The provision of a tax reduction to such individuals could also have the potential to distort the labour market. It could allow employers to offer reduced gross salaries to returning emigrants, which could put existing Irish resident individuals at a disadvantage when competing for employment opportunities.

Notwithstanding the above, there are some tax incentives which could be availed of by individuals entering the State to take up employment, including returning Irish emigrants.

Such an individual could elect for "split year" treatment in the year of arrival, which involves the discounting of any non-Irish employment income for tax purposes where it was earned before an individual permanently moves to Ireland.  In broad terms, an individual is entitled to split year treatment where they enter the State and become resident at some time during a tax year, with the intention of remaining and being resident in the following tax year also. 

Under split year treatment, an individual is entitled to full personal tax credits and allowances for the year of arrival, notwithstanding the fact that employment income earned in the year of arrival, prior to the date of arrival, is not subject to Irish tax.  Such individuals are chargeable to tax on the full amount of any non-employment income, such as investment income, for the year of arrival. 

A separate relief which may be available to returning Irish emigrants who meet the necessary conditions is the Special Assignee Relief Programme (SARP), an income tax incentive that allows relief on a proportion of income earned by an employee who is assigned by his or her relevant employer to work in Ireland for that employer, or for an associated company of that relevant employer.  For 2015 and subsequent years, this relief is available to qualifying individuals on 30% of an employee's income over €75,000.

In order to avail of the SARP incentive, an employee arriving in Ireland must have worked for the relevant employer for a minimum period of 6 months prior to arrival in Ireland and must not have been resident in the State for the 5 tax years immediately preceding the tax year in which he or she arrives in the State.  A relevant employer is a company that is incorporated and tax resident in a country with which Ireland has a double taxation agreement or a tax information exchange agreement.

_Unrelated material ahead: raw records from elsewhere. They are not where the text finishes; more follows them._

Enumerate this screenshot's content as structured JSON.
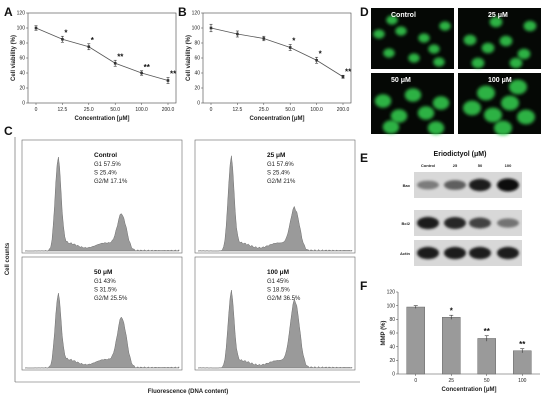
{
  "chart_data": [
    {
      "panel": "A",
      "type": "line",
      "x": [
        "0",
        "12.5",
        "25.0",
        "50.0",
        "100.0",
        "200.0"
      ],
      "values": [
        100,
        85,
        75,
        53,
        40,
        30
      ],
      "errors": [
        3,
        4,
        4,
        4,
        3,
        4
      ],
      "stars": [
        "",
        "*",
        "*",
        "**",
        "**",
        "**"
      ],
      "xlabel": "Concentration [μM]",
      "ylabel": "Cell viability (%)",
      "yticks": [
        "0",
        "20",
        "40",
        "60",
        "80",
        "100",
        "120"
      ],
      "ylim": [
        0,
        120
      ]
    },
    {
      "panel": "B",
      "type": "line",
      "x": [
        "0",
        "12.5",
        "25.0",
        "50.0",
        "100.0",
        "200.0"
      ],
      "values": [
        100,
        92,
        86,
        74,
        57,
        35
      ],
      "errors": [
        5,
        4,
        3,
        4,
        4,
        2
      ],
      "stars": [
        "",
        "",
        "",
        "*",
        "*",
        "**"
      ],
      "xlabel": "Concentration [μM]",
      "ylabel": "Cell viability (%)",
      "yticks": [
        "0",
        "20",
        "40",
        "60",
        "80",
        "100",
        "120"
      ],
      "ylim": [
        0,
        120
      ]
    },
    {
      "panel": "C",
      "type": "histogram",
      "ylabel": "Cell counts",
      "xlabel": "Fluorescence (DNA content)",
      "subplots": [
        {
          "title": "Control",
          "lines": [
            "G1 57.5%",
            "S 25.4%",
            "G2/M 17.1%"
          ],
          "g1": 57.5,
          "s": 25.4,
          "g2m": 17.1
        },
        {
          "title": "25 μM",
          "lines": [
            "G1 57.6%",
            "S 25.4%",
            "G2/M 21%"
          ],
          "g1": 57.6,
          "s": 25.4,
          "g2m": 21
        },
        {
          "title": "50 μM",
          "lines": [
            "G1 43%",
            "S 31.5%",
            "G2/M 25.5%"
          ],
          "g1": 43,
          "s": 31.5,
          "g2m": 25.5
        },
        {
          "title": "100 μM",
          "lines": [
            "G1 45%",
            "S 18.5%",
            "G2/M 36.5%"
          ],
          "g1": 45,
          "s": 18.5,
          "g2m": 36.5
        }
      ]
    },
    {
      "panel": "D",
      "type": "micrograph",
      "labels": [
        "Control",
        "25 μM",
        "50 μM",
        "100 μM"
      ],
      "colors": {
        "background": "#050805",
        "nucleus": "#35d050"
      }
    },
    {
      "panel": "E",
      "type": "western-blot",
      "title": "Eriodictyol (μM)",
      "lanes": [
        "Control",
        "25",
        "50",
        "100"
      ],
      "proteins": [
        {
          "name": "Bax",
          "intensity": [
            0.4,
            0.55,
            0.9,
            1.0
          ]
        },
        {
          "name": "Bcl2",
          "intensity": [
            0.9,
            0.85,
            0.7,
            0.45
          ]
        },
        {
          "name": "Actin",
          "intensity": [
            0.9,
            0.9,
            0.9,
            0.9
          ]
        }
      ]
    },
    {
      "panel": "F",
      "type": "bar",
      "categories": [
        "0",
        "25",
        "50",
        "100"
      ],
      "values": [
        98,
        83,
        52,
        34
      ],
      "errors": [
        2,
        3,
        4,
        3
      ],
      "stars": [
        "",
        "*",
        "**",
        "**"
      ],
      "xlabel": "Concentration [μM]",
      "ylabel": "MMP (%)",
      "yticks": [
        "0",
        "20",
        "40",
        "60",
        "80",
        "100",
        "120"
      ],
      "ylim": [
        0,
        120
      ],
      "colors": {
        "bar": "#9a9a9a"
      }
    }
  ]
}
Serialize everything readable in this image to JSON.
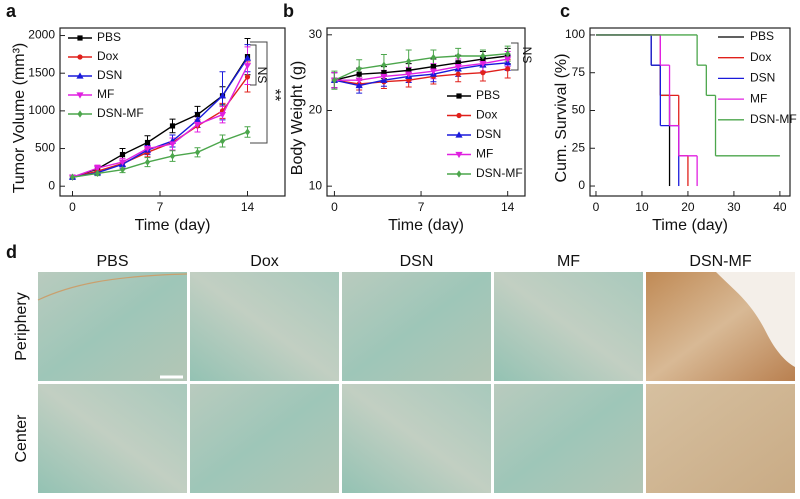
{
  "chart_data": [
    {
      "type": "line",
      "panel_label": "a",
      "xlabel": "Time (day)",
      "ylabel": "Tumor Volume (mm³)",
      "x": [
        0,
        2,
        4,
        6,
        8,
        10,
        12,
        14
      ],
      "xlim": [
        -1,
        17
      ],
      "xticks": [
        0,
        7,
        14
      ],
      "ylim": [
        -130,
        2100
      ],
      "yticks": [
        0,
        500,
        1000,
        1500,
        2000
      ],
      "legend": "upper left",
      "series": [
        {
          "name": "PBS",
          "color": "#000000",
          "marker": "square",
          "values": [
            120,
            230,
            420,
            580,
            800,
            950,
            1200,
            1720
          ],
          "errors": [
            20,
            30,
            80,
            90,
            90,
            110,
            120,
            240
          ]
        },
        {
          "name": "Dox",
          "color": "#e0201b",
          "marker": "circle",
          "values": [
            120,
            200,
            300,
            450,
            580,
            800,
            1000,
            1450
          ],
          "errors": [
            20,
            30,
            40,
            60,
            60,
            80,
            100,
            200
          ]
        },
        {
          "name": "DSN",
          "color": "#1a1adb",
          "marker": "triangle-up",
          "values": [
            120,
            180,
            290,
            480,
            600,
            880,
            1200,
            1700
          ],
          "errors": [
            20,
            30,
            50,
            60,
            80,
            100,
            320,
            180
          ]
        },
        {
          "name": "MF",
          "color": "#e020e0",
          "marker": "triangle-down",
          "values": [
            120,
            240,
            320,
            500,
            560,
            820,
            950,
            1600
          ],
          "errors": [
            20,
            40,
            50,
            60,
            80,
            100,
            110,
            250
          ]
        },
        {
          "name": "DSN-MF",
          "color": "#4ca64c",
          "marker": "diamond",
          "values": [
            120,
            170,
            220,
            320,
            400,
            450,
            600,
            720
          ],
          "errors": [
            20,
            30,
            40,
            60,
            70,
            60,
            80,
            70
          ]
        }
      ],
      "annotations": [
        "NS",
        "**"
      ]
    },
    {
      "type": "line",
      "panel_label": "b",
      "xlabel": "Time (day)",
      "ylabel": "Body Weight (g)",
      "x": [
        0,
        2,
        4,
        6,
        8,
        10,
        12,
        14
      ],
      "xlim": [
        -0.6,
        15.4
      ],
      "xticks": [
        0,
        7,
        14
      ],
      "ylim": [
        8.7,
        30.9
      ],
      "yticks": [
        10,
        20,
        30
      ],
      "legend": "lower right",
      "series": [
        {
          "name": "PBS",
          "color": "#000000",
          "marker": "square",
          "values": [
            24,
            24.8,
            25,
            25.3,
            25.8,
            26.3,
            26.8,
            27.2
          ],
          "errors": [
            1,
            0.8,
            0.8,
            0.9,
            1,
            1,
            1,
            1
          ]
        },
        {
          "name": "Dox",
          "color": "#e0201b",
          "marker": "circle",
          "values": [
            24,
            23.5,
            23.8,
            24,
            24.5,
            24.8,
            25,
            25.5
          ],
          "errors": [
            1,
            0.8,
            0.9,
            0.9,
            1,
            1,
            1.1,
            1.2
          ]
        },
        {
          "name": "DSN",
          "color": "#1a1adb",
          "marker": "triangle-up",
          "values": [
            24,
            23.3,
            24,
            24.5,
            24.8,
            25.5,
            26,
            26.3
          ],
          "errors": [
            1,
            1,
            0.8,
            0.8,
            1,
            1,
            1,
            1
          ]
        },
        {
          "name": "MF",
          "color": "#e020e0",
          "marker": "triangle-down",
          "values": [
            24,
            24,
            24.5,
            24.8,
            25.2,
            25.8,
            26.2,
            26.8
          ],
          "errors": [
            1,
            0.8,
            0.8,
            0.9,
            1,
            1,
            1,
            1
          ]
        },
        {
          "name": "DSN-MF",
          "color": "#4ca64c",
          "marker": "diamond",
          "values": [
            24,
            25.5,
            26,
            26.5,
            27,
            27.2,
            27.2,
            27.5
          ],
          "errors": [
            1.2,
            1.2,
            1.4,
            1.5,
            1,
            1,
            0.8,
            1
          ]
        }
      ],
      "annotations": [
        "NS"
      ]
    },
    {
      "type": "step",
      "panel_label": "c",
      "xlabel": "Time (day)",
      "ylabel": "Cum. Survival (%)",
      "xlim": [
        -1.3,
        42.2
      ],
      "xticks": [
        0,
        10,
        20,
        30,
        40
      ],
      "ylim": [
        -6.6,
        104.6
      ],
      "yticks": [
        0,
        25,
        50,
        75,
        100
      ],
      "legend": "upper right",
      "series": [
        {
          "name": "PBS",
          "color": "#000000",
          "x": [
            0,
            12,
            14,
            16
          ],
          "values": [
            100,
            80,
            60,
            0
          ]
        },
        {
          "name": "Dox",
          "color": "#e0201b",
          "x": [
            0,
            14,
            18,
            20
          ],
          "values": [
            100,
            60,
            20,
            0
          ]
        },
        {
          "name": "DSN",
          "color": "#1a1adb",
          "x": [
            0,
            12,
            14,
            18
          ],
          "values": [
            100,
            80,
            40,
            0
          ]
        },
        {
          "name": "MF",
          "color": "#e020e0",
          "x": [
            0,
            14,
            16,
            18,
            22
          ],
          "values": [
            100,
            80,
            40,
            20,
            0
          ]
        },
        {
          "name": "DSN-MF",
          "color": "#4ca64c",
          "x": [
            0,
            22,
            24,
            26,
            40
          ],
          "values": [
            100,
            80,
            60,
            20,
            20
          ]
        }
      ]
    }
  ],
  "image_panel": {
    "panel_label": "d",
    "columns": [
      "PBS",
      "Dox",
      "DSN",
      "MF",
      "DSN-MF"
    ],
    "rows": [
      "Periphery",
      "Center"
    ]
  }
}
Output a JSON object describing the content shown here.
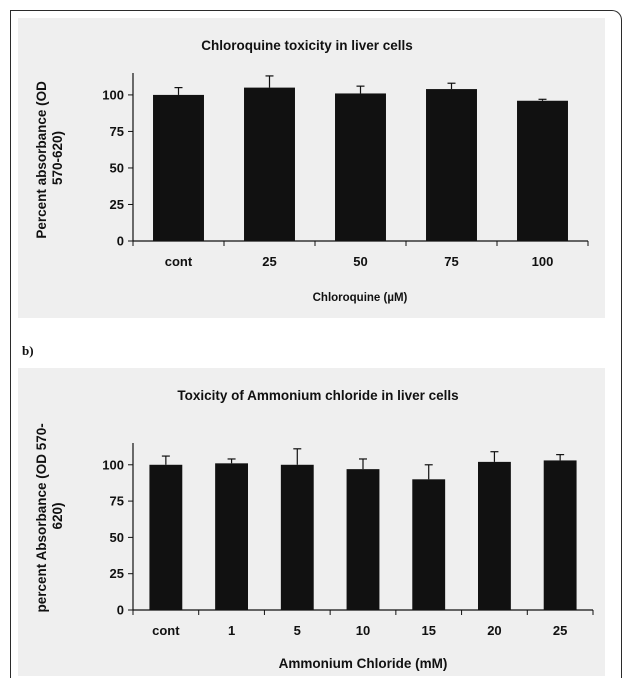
{
  "subfigure_label_b": "b)",
  "chart_data": [
    {
      "type": "bar",
      "title": "Chloroquine toxicity in liver cells",
      "xlabel": "Chloroquine (µM)",
      "ylabel_lines": [
        "Percent absorbance (OD",
        "570-620)"
      ],
      "categories": [
        "cont",
        "25",
        "50",
        "75",
        "100"
      ],
      "values": [
        100,
        105,
        101,
        104,
        96
      ],
      "errors": [
        5,
        8,
        5,
        4,
        1
      ],
      "ylim": [
        0,
        115
      ],
      "yticks": [
        "0",
        "25",
        "50",
        "75",
        "100"
      ],
      "grid": false,
      "legend": "none",
      "bar_color": "#111111",
      "background_color": "#efefef"
    },
    {
      "type": "bar",
      "title": "Toxicity of Ammonium chloride in liver cells",
      "xlabel": "Ammonium Chloride (mM)",
      "ylabel_lines": [
        "percent Absorbance (OD 570-",
        "620)"
      ],
      "categories": [
        "cont",
        "1",
        "5",
        "10",
        "15",
        "20",
        "25"
      ],
      "values": [
        100,
        101,
        100,
        97,
        90,
        102,
        103
      ],
      "errors": [
        6,
        3,
        11,
        7,
        10,
        7,
        4
      ],
      "ylim": [
        0,
        115
      ],
      "yticks": [
        "0",
        "25",
        "50",
        "75",
        "100"
      ],
      "grid": false,
      "legend": "none",
      "bar_color": "#111111",
      "background_color": "#efefef"
    }
  ]
}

The Deputy will also be aware of the income tax and Universal Social Charge reductions included in the last two Budgets, which have reduced the lowest three rates of USC, and the marginal rate of income tax payable by those on incomes of up to €70,044 per annum. As stated previously, I believe that these changes make Ireland a more attractive proposition, from an income tax perspective, for those Irish emigrants that may wish to return home.